= Jan Vanderheyden =

Belgian film producer and director

Jan Vanderheyden (10 October 1890 – 27 March 1961) was a Belgian film producer and director known for the Flemish comedies he made in the 1930s and 1940s. During the German occupation of Belgium between 1940 and 1944, he produced four of the six films made by Belgian companies in a market that was otherwise flooded by imported German films.

Vanderheyden hoped to benefit from the Flamenpolitik instituted by the Germans, as Belgian cinema had traditionally been dominated by English and French language films. Vanderheyden made his last film in 1942, after which Belgian feature film production was suspended due to an increasing shortage of film stock.

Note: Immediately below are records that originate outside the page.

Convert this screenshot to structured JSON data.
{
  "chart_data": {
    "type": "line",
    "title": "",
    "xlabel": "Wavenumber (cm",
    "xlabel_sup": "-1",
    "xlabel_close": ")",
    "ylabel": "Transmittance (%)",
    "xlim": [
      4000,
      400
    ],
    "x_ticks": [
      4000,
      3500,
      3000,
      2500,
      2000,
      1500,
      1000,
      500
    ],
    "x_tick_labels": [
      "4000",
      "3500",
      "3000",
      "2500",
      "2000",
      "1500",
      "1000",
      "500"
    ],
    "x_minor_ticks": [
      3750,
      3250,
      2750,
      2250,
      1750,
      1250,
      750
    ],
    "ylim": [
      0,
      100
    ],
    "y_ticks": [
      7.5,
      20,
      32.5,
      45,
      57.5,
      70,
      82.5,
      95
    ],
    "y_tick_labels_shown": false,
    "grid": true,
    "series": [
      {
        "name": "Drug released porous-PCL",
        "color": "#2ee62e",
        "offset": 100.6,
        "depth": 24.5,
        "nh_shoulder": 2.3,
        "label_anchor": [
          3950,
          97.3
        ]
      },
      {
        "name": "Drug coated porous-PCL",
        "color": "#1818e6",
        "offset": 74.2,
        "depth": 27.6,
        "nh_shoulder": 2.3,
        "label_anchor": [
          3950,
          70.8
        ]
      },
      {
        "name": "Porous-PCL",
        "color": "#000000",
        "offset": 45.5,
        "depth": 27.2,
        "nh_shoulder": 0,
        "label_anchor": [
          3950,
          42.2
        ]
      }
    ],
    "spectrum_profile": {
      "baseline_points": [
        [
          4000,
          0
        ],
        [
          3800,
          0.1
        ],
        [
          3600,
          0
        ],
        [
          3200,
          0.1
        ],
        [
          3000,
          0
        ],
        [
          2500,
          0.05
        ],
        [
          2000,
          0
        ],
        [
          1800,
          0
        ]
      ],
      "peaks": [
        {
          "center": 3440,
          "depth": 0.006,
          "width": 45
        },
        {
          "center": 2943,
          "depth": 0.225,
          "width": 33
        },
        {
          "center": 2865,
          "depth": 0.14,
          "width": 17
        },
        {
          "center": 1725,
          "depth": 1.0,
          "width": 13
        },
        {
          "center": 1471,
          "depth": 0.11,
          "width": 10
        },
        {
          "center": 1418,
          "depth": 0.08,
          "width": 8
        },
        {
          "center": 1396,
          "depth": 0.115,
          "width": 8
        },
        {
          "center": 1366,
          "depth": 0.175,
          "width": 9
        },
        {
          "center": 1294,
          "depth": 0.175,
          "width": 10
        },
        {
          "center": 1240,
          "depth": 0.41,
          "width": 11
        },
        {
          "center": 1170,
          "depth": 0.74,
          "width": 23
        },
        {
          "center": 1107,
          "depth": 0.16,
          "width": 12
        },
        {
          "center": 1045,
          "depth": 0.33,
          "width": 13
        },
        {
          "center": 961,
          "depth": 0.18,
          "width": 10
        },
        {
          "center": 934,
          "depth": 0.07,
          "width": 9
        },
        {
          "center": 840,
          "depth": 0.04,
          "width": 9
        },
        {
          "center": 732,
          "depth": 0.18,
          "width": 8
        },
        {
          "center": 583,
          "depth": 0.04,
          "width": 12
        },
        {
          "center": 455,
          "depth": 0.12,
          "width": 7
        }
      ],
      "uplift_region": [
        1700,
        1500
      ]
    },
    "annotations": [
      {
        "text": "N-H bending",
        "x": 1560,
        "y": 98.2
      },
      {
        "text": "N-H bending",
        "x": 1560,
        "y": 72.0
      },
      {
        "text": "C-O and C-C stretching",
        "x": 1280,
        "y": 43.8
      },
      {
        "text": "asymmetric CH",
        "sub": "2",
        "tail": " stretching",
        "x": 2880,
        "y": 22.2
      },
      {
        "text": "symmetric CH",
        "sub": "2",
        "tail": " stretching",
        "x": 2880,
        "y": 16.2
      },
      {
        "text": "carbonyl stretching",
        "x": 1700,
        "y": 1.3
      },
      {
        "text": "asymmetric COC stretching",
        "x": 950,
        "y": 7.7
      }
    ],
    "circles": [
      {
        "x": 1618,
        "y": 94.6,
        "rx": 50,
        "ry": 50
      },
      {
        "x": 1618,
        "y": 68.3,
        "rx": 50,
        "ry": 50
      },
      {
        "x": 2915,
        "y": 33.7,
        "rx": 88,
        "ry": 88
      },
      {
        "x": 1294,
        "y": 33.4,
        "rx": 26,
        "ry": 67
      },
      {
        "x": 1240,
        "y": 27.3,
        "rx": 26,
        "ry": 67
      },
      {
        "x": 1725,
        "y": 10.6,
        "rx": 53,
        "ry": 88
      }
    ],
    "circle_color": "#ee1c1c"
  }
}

He was married to the German producer/director Edith Kiel with whom he frequently worked.

==Selected filmography==
Director
- De witte (1934)
- Alleen voor U (1935)
- Uilenspiegel leeft nog (1935)
- De wonderdokter (1936)
- Havenmuziek (1937)
- Drie flinke kerels (1938)
- Janssens tegen Peeters (1939)
- Een engel van een man (1939)
- Met de helm geboren (1939)
- Janssens tegen Peeters (1940)
- Wit is troef (1940)
- Janssens en Peeters dikke vrienden (1940)
- Veel geluk Monica (1941)
- Veel geluk, Monika (1942)
- Antoon, de flierefluiter (1942)

==Bibliography==
- Winkel, Roel Vande & Welch, David. Cinema and the Swastika: The International Expansion of Third Reich Cinema. Palgrave MacMillan, 2011.